Site hosted by Angelfire.com: Build your free website today!

 

 

 

 

 

 

 

 

 

 

 

 

 

 

 

 

Özlem Eylül 1998'de Adana'da ailemizin ilk (ve tek) çocuğu olarak dünyaya geldi.Doğduğu anda sol ayağı şişikti.Hamilelik sırasında doktorların ultrason kontrollerinde anne babanın uzun boylu olmalarına rağmen (1.85-1.74) normalden biraz ufak bir bebek olduğu görülmüştü.Doğduğunda ise boyu 50 cm,kilo ise 3.500 idi.Hastanede alınan kan tahlillerinde pek bir anormallik gözükmemesine rağmen,Çukurova Üniversitesinde bir çocuk doktoru şişik ayağın Turner sendromu adlı bir genetik hastalığın belirtisi olabileceği ve bunun araştırılması gerektiğini söyledi.Doğumdan bir ay sonra işimiz gereği (öğretmenlik) İzmir'e geldik.İlk bir kaç ay 9 Eylül Üniversite Hastanesi'nde Turner şüphesiyle bir çok test ve kontrol yapıldı.Yapılan testler genelde çok iyi olmasına rağmen kromozom analizinde Turner sendromunun varlığı tespit edildi.

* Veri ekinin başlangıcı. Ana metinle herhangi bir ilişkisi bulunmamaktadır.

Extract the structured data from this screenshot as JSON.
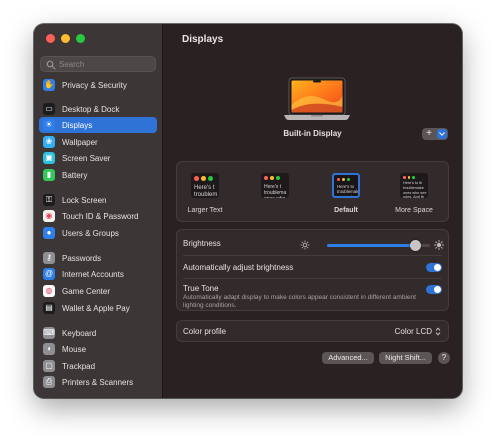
{
  "sidebar": {
    "search_placeholder": "Search",
    "items": [
      {
        "label": "Privacy & Security",
        "icon": "hand-icon",
        "color": "#2f7fe8"
      },
      {
        "label": "Desktop & Dock",
        "icon": "dock-icon",
        "color": "#1c1c1e"
      },
      {
        "label": "Displays",
        "icon": "sun-icon",
        "color": "#2f7fe8",
        "active": true
      },
      {
        "label": "Wallpaper",
        "icon": "flower-icon",
        "color": "#35aef0"
      },
      {
        "label": "Screen Saver",
        "icon": "screen-saver-icon",
        "color": "#2dc0e0"
      },
      {
        "label": "Battery",
        "icon": "battery-icon",
        "color": "#34c759"
      },
      {
        "label": "Lock Screen",
        "icon": "lock-icon",
        "color": "#1c1c1e"
      },
      {
        "label": "Touch ID & Password",
        "icon": "fingerprint-icon",
        "color": "#f7f2f2"
      },
      {
        "label": "Users & Groups",
        "icon": "users-icon",
        "color": "#2f7fe8"
      },
      {
        "label": "Passwords",
        "icon": "key-icon",
        "color": "#8e8e93"
      },
      {
        "label": "Internet Accounts",
        "icon": "at-icon",
        "color": "#2f7fe8"
      },
      {
        "label": "Game Center",
        "icon": "game-center-icon",
        "color": "#ffffff"
      },
      {
        "label": "Wallet & Apple Pay",
        "icon": "wallet-icon",
        "color": "#1c1c1e"
      },
      {
        "label": "Keyboard",
        "icon": "keyboard-icon",
        "color": "#8e8e93"
      },
      {
        "label": "Mouse",
        "icon": "mouse-icon",
        "color": "#8e8e93"
      },
      {
        "label": "Trackpad",
        "icon": "trackpad-icon",
        "color": "#8e8e93"
      },
      {
        "label": "Printers & Scanners",
        "icon": "printer-icon",
        "color": "#8e8e93"
      }
    ]
  },
  "main": {
    "title": "Displays",
    "display_name": "Built-in Display",
    "add_button_label": "+",
    "resolutions": [
      {
        "label": "Larger Text",
        "preview": [
          "Here's t",
          "troublem"
        ]
      },
      {
        "label": "",
        "preview": [
          "Here's t",
          "troublema",
          "ones who"
        ]
      },
      {
        "label": "Default",
        "selected": true,
        "preview": [
          "Here's to",
          "troublemakers",
          "ones who see"
        ]
      },
      {
        "label": "More Space",
        "preview": [
          "Here's to th",
          "troublemake",
          "ones who see",
          "rules. And th"
        ]
      }
    ],
    "brightness_label": "Brightness",
    "brightness_level": 0.86,
    "auto_brightness_label": "Automatically adjust brightness",
    "auto_brightness_on": true,
    "true_tone_label": "True Tone",
    "true_tone_description": "Automatically adapt display to make colors appear consistent in different ambient lighting conditions.",
    "true_tone_on": true,
    "color_profile_label": "Color profile",
    "color_profile_value": "Color LCD",
    "advanced_button": "Advanced...",
    "night_shift_button": "Night Shift...",
    "help_button": "?"
  },
  "colors": {
    "accent": "#2f73d7",
    "window_bg": "#2a2122",
    "sidebar_bg": "#3d3637"
  }
}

Özlem 1998 yılının sonundan beri belirli aralıklarla hastanede kontrole gidiyor.Şimdilik boy ve kilo gelişimi kontrol edilmekte.Hormon tedavisi için henüz erken olduğu söyleniyor.Boy ve kilo gelişimi şu an için normale çok yakın.Fakat boy gelişiminin bu hastalarda 4-5 yaşından sonra yavaşladığını da unutmamak gerekiyor.

Özlem,bebekliğinde çok zor bir çocuktu.Hiperaktif demek doğru mu bilmem ama çok hareketli idi.4 aylıkken diş çıkarmaya,11 aylıkken yürümeye başladı.Çok sık gaz sorunu yaşamakta ve uykusuzluk sorunu çekmekteydi.Şu anda bu sorunları aşmış görünüyor.

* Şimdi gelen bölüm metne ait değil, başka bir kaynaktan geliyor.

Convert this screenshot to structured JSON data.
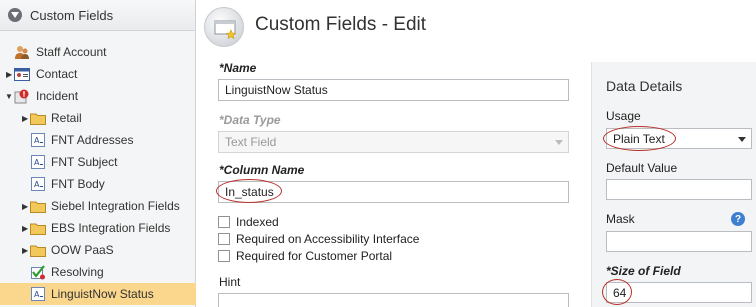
{
  "left_panel": {
    "title": "Custom Fields",
    "tree": [
      {
        "label": "Staff Account",
        "depth": 0,
        "expander": "",
        "icon": "staff-account-icon",
        "selected": false
      },
      {
        "label": "Contact",
        "depth": 0,
        "expander": "collapsed",
        "icon": "contact-card-icon",
        "selected": false
      },
      {
        "label": "Incident",
        "depth": 0,
        "expander": "expanded",
        "icon": "incident-icon",
        "selected": false
      },
      {
        "label": "Retail",
        "depth": 1,
        "expander": "collapsed",
        "icon": "folder-icon",
        "selected": false
      },
      {
        "label": "FNT Addresses",
        "depth": 1,
        "expander": "",
        "icon": "text-field-icon",
        "selected": false
      },
      {
        "label": "FNT Subject",
        "depth": 1,
        "expander": "",
        "icon": "text-field-icon",
        "selected": false
      },
      {
        "label": "FNT Body",
        "depth": 1,
        "expander": "",
        "icon": "text-field-icon",
        "selected": false
      },
      {
        "label": "Siebel Integration Fields",
        "depth": 1,
        "expander": "collapsed",
        "icon": "folder-icon",
        "selected": false
      },
      {
        "label": "EBS Integration Fields",
        "depth": 1,
        "expander": "collapsed",
        "icon": "folder-icon",
        "selected": false
      },
      {
        "label": "OOW PaaS",
        "depth": 1,
        "expander": "collapsed",
        "icon": "folder-icon",
        "selected": false
      },
      {
        "label": "Resolving",
        "depth": 1,
        "expander": "",
        "icon": "checkbox-field-icon",
        "selected": false
      },
      {
        "label": "LinguistNow Status",
        "depth": 1,
        "expander": "",
        "icon": "text-field-icon",
        "selected": true
      }
    ]
  },
  "header": {
    "title": "Custom Fields - Edit"
  },
  "form": {
    "name": {
      "label": "*Name",
      "value": "LinguistNow Status"
    },
    "data_type": {
      "label": "*Data Type",
      "value": "Text Field"
    },
    "column_name": {
      "label": "*Column Name",
      "value": "In_status"
    },
    "checkboxes": [
      {
        "label": "Indexed",
        "checked": false
      },
      {
        "label": "Required on Accessibility Interface",
        "checked": false
      },
      {
        "label": "Required for Customer Portal",
        "checked": false
      }
    ],
    "hint": {
      "label": "Hint",
      "value": ""
    }
  },
  "data_details": {
    "title": "Data Details",
    "usage": {
      "label": "Usage",
      "value": "Plain Text"
    },
    "default_value": {
      "label": "Default Value",
      "value": ""
    },
    "mask": {
      "label": "Mask",
      "value": "",
      "help": "?"
    },
    "size_of_field": {
      "label": "*Size of Field",
      "value": "64"
    }
  },
  "colors": {
    "selected_row": "#fbd78d",
    "annotation_oval": "#b8322b",
    "help_icon": "#3f7fd0"
  }
}
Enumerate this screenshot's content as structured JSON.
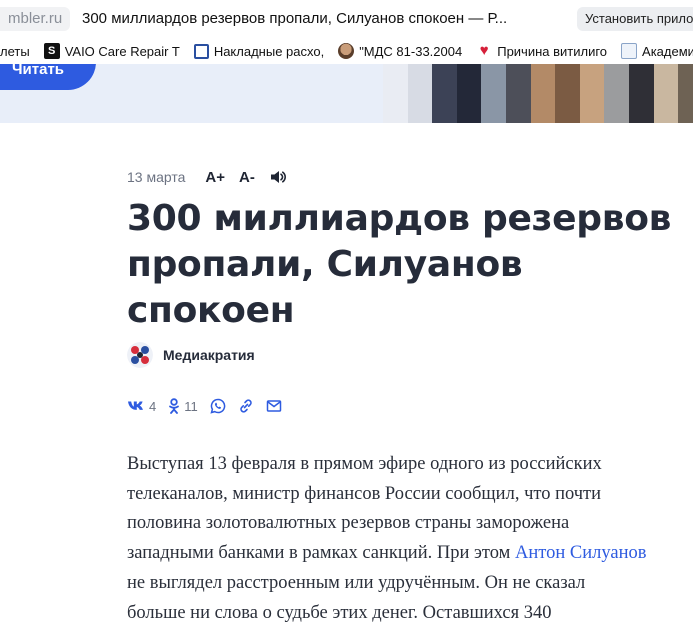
{
  "browser": {
    "url_fragment": "mbler.ru",
    "tab_title": "300 миллиардов резервов пропали, Силуанов спокоен — Р...",
    "install_label": "Установить прило"
  },
  "bookmarks": [
    {
      "label": "леты",
      "icon": "none"
    },
    {
      "label": "VAIO Care Repair T",
      "icon": "s-icon"
    },
    {
      "label": "Накладные расхо,",
      "icon": "o-icon"
    },
    {
      "label": "\"МДС 81-33.2004",
      "icon": "avatar-icon"
    },
    {
      "label": "Причина витилиго",
      "icon": "heart-icon"
    },
    {
      "label": "Академия де",
      "icon": "document-icon"
    }
  ],
  "banner": {
    "read_label": "Читать"
  },
  "article": {
    "date": "13 марта",
    "font_increase": "A+",
    "font_decrease": "A-",
    "headline_lines": [
      "300 миллиардов резервов",
      "пропали, Силуанов",
      "спокоен"
    ],
    "author": "Медиакратия",
    "share": {
      "vk_count": "4",
      "ok_count": "11"
    },
    "body_lines": [
      "Выступая 13 февраля в прямом эфире одного из российских",
      "телеканалов, министр финансов России сообщил, что почти",
      "половина золотовалютных резервов страны заморожена",
      "западными банками в рамках санкций. При этом ",
      "не выглядел расстроенным или удручённым. Он не сказал",
      "больше ни слова о судьбе этих денег. Оставшихся 340"
    ],
    "body_link": "Антон Силуанов"
  },
  "colors": {
    "accent": "#2e5be0",
    "banner_bg": "#e8eef9",
    "heading": "#262c3a",
    "muted": "#6c7382"
  }
}
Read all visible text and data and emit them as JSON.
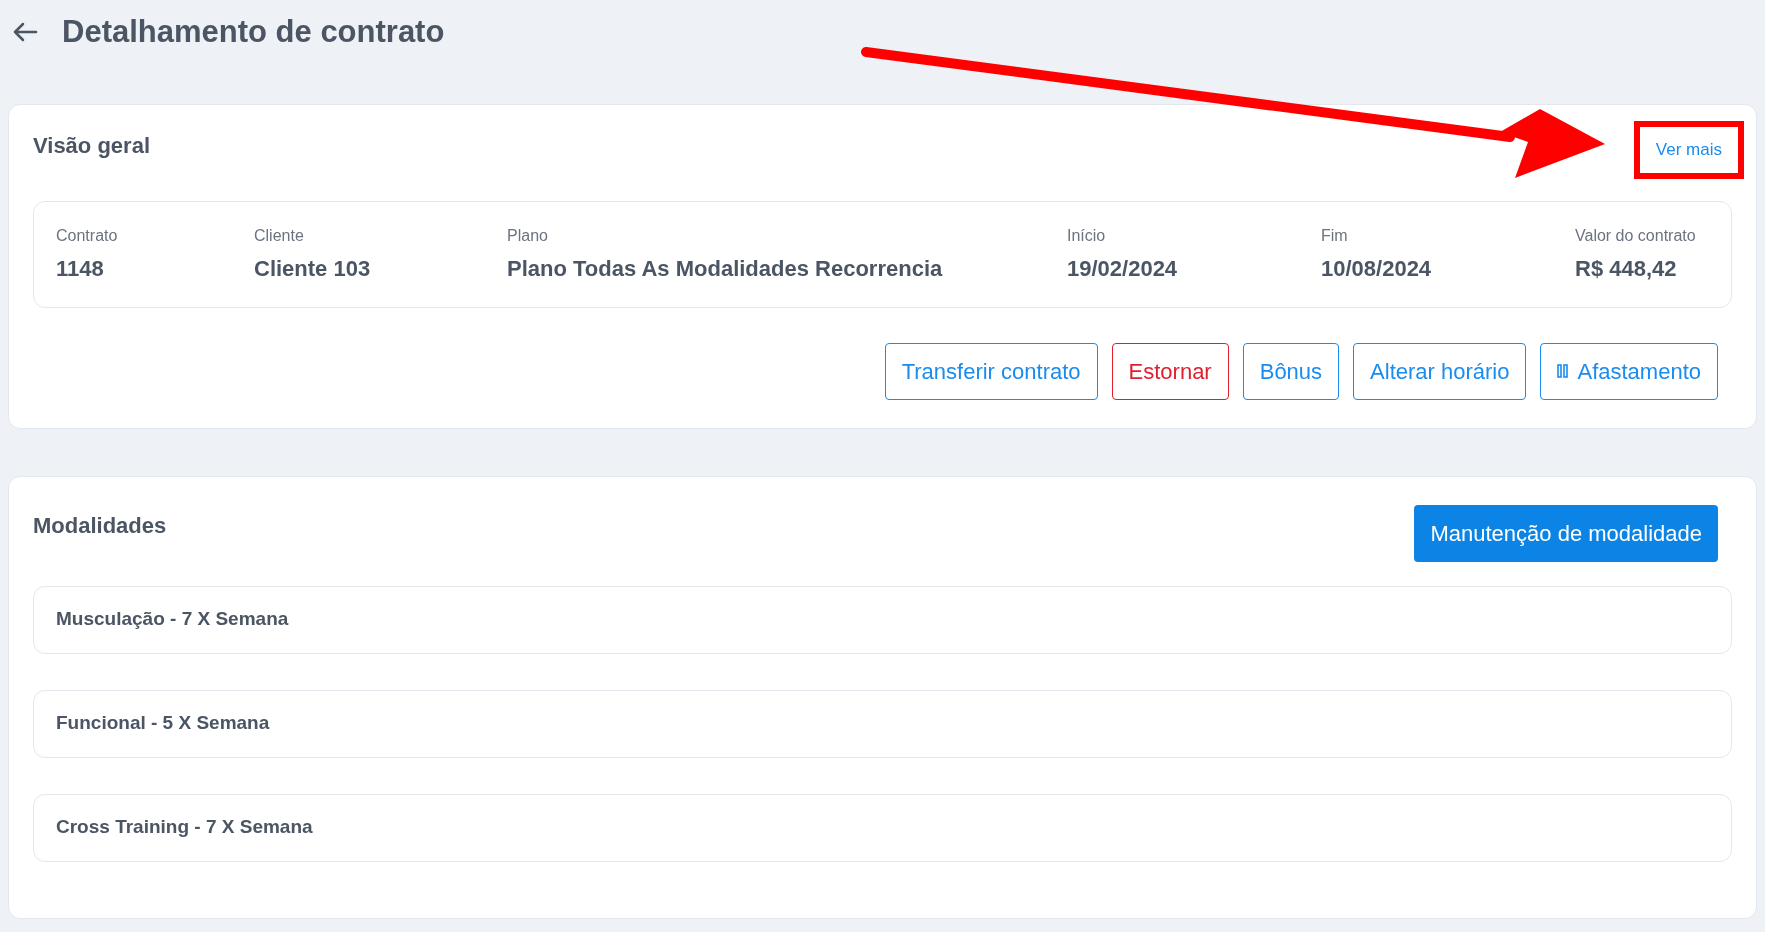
{
  "header": {
    "title": "Detalhamento de contrato"
  },
  "overview": {
    "title": "Visão geral",
    "link": "Ver mais",
    "fields": [
      {
        "label": "Contrato",
        "value": "1148"
      },
      {
        "label": "Cliente",
        "value": "Cliente 103"
      },
      {
        "label": "Plano",
        "value": "Plano Todas As Modalidades Recorrencia"
      },
      {
        "label": "Início",
        "value": "19/02/2024"
      },
      {
        "label": "Fim",
        "value": "10/08/2024"
      },
      {
        "label": "Valor do contrato",
        "value": "R$ 448,42"
      }
    ],
    "actions": [
      {
        "label": "Transferir contrato",
        "kind": "default"
      },
      {
        "label": "Estornar",
        "kind": "danger"
      },
      {
        "label": "Bônus",
        "kind": "default"
      },
      {
        "label": "Alterar horário",
        "kind": "default"
      },
      {
        "label": "Afastamento",
        "kind": "icon"
      }
    ]
  },
  "modalities": {
    "title": "Modalidades",
    "button": "Manutenção de modalidade",
    "items": [
      "Musculação - 7 X Semana",
      "Funcional - 5 X Semana",
      "Cross Training - 7 X Semana"
    ]
  }
}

Özlem'de TS'lilerin yaşadığı sorunlardan sadece şişik ayak,kepçe kulak ve orta kulak iltihabına sık yakalanma eğilimi var.Doğduğunda ayağı şişikti.(Hala şişik)Zaten hastalığın teşhisi de bu sebeple oldu.Yapılan kromozom analizinde TS'li olduğu anlaşıldı.(45 XO)

Bebekliğinde oyuncaklardan daha çok evdeki kitaplarla oynamayı severdi.Karalamaya bayılır,tüm kitapları karalardı.Rakamlara karşı büyük ilgisi vardı.İlk öğrendiği rakam hiç unutmam 4 idi.2 yaşına geldiğinde 10'a kadar olan rakamları öğrendi.Sırf rakamları hoşuna gidiyor diye saatlerce Kral TV'deki şarkı listelerini seyreder,orada duyduğu rakam ve şarkı isimlerini tekrar ederdi.Daha sonra harf merakı başladı.İlkokul öğretmenleri genellikle kelime öğrenmeden harf öğrenilmesinin sakıncalı olduğunu söylerler.Biz de bundan rahatsız olduk fakat önüne geçemedik.Kendi başına öğrendiği harfleri birleştirerek okumaya başladığında çok şaşırdık.Bunu tamamen televizyona borçlu.Hiçbir özel gayretimiz olmadı.Hatta bu olayın farkına geç bile vardık ve şok olmuştuk.Carrefour'da olduğumuz bir gün eşimle konuşurken bize aynen şöyle dediğini hatırlıyorum,"Orada Carfor yazıyor.Karfor değil.Siz yanlış söylüyorsunuz."Şu anda birçok kelimeyi okuyabiliyor ve yazıyor.

Özlem kreşe devam etmekte.Derslerine ve arkadaşlarına uyumu gayet güzel.Yüzmek,bilgisayarla oynamak,yemek yaparken annesine bazı küçük işlerde yardım etmeye bayılıyor.